Freddy's Dead: The Final Nightmare

Rated R, 96 min. Directed by Rachel Talalay. Starring Robert Englund, Lisa Zane, Shon Greenblatt, Yaphet Kotto.

REVIEWED By Marc Savlov, Fri., Sept. 20, 1991

More so than any other type of film, monster movies undoubtedly produce the greatest amount of sequels. From James Whale's Frankenstein to John Carpenter's Halloween, and from Merian Cooper's King Kong to Sean Cunningham's Friday the 13th, the sequel has always been part of the game. Ditto, of course, with the Nightmare on Elm Street series, of which this new offering promises to be the last.
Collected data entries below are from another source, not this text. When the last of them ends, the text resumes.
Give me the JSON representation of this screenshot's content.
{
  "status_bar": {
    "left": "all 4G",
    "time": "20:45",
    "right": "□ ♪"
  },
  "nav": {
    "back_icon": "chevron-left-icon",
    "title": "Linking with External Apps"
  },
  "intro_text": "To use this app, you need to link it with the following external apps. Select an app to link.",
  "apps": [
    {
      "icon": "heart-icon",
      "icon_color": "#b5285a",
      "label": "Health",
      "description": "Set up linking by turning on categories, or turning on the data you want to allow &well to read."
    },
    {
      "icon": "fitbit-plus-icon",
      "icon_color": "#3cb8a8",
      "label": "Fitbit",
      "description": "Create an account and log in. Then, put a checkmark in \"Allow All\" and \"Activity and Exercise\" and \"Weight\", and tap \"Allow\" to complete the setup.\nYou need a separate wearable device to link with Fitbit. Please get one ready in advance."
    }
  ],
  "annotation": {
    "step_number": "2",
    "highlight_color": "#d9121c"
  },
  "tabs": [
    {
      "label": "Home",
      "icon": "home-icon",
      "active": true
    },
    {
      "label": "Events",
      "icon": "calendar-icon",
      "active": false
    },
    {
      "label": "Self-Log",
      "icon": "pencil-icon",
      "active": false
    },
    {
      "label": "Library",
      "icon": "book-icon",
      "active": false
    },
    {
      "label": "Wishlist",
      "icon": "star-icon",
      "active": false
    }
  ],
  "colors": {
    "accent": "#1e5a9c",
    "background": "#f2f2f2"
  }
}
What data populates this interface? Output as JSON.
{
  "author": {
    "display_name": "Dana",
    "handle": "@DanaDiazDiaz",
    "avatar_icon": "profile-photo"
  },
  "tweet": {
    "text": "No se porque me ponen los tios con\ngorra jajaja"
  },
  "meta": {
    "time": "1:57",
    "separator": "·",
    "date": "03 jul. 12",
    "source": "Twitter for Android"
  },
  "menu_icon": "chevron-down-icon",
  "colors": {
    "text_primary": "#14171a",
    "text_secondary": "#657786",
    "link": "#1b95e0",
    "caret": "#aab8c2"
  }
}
As much an American pop icon as Willard Scott or Stephen King, Freddy Krueger -- Hollywood's resident Sandman From Hell -- has devolved from the horrific, ill-defined phantasm posited in the original film, into a bland and annoyingly predictable boogeyman loved by kids everywhere. (Has everybody forgotten the character's lurid origins as a jovial child molester, a la John Wayne Gacy? Apparently so.) As for Freddy's Dead, there's not much to say that you probably haven't already guessed, except, maybe, that it's even worse than you thought it might be. Jumping wildly from dreams to reality and back again, director Talalay and crew never seem to figure out what they want to do. There's a well-intentioned stab at trying to sort out the various intricacies of Freddy's mortal life, but even these are scattershot and ultimately unenlightening. Plotted by the brain-dead, the story seems more like a crazed collection of cast-off ideas and scenes than a serious attempt at horror filmmaking. The last twenty-odd minutes of the film were shot in cheesy, anaglyphic 3-D, which only adds to its overall annoyance/headache level. Not a good idea, people. Freddy's Dead is hardly a fitting capstone to one of the genre's more original notions, but after six tries, what should we expect? Something better than this tripe, surely. “The Final Nightmare?” Please.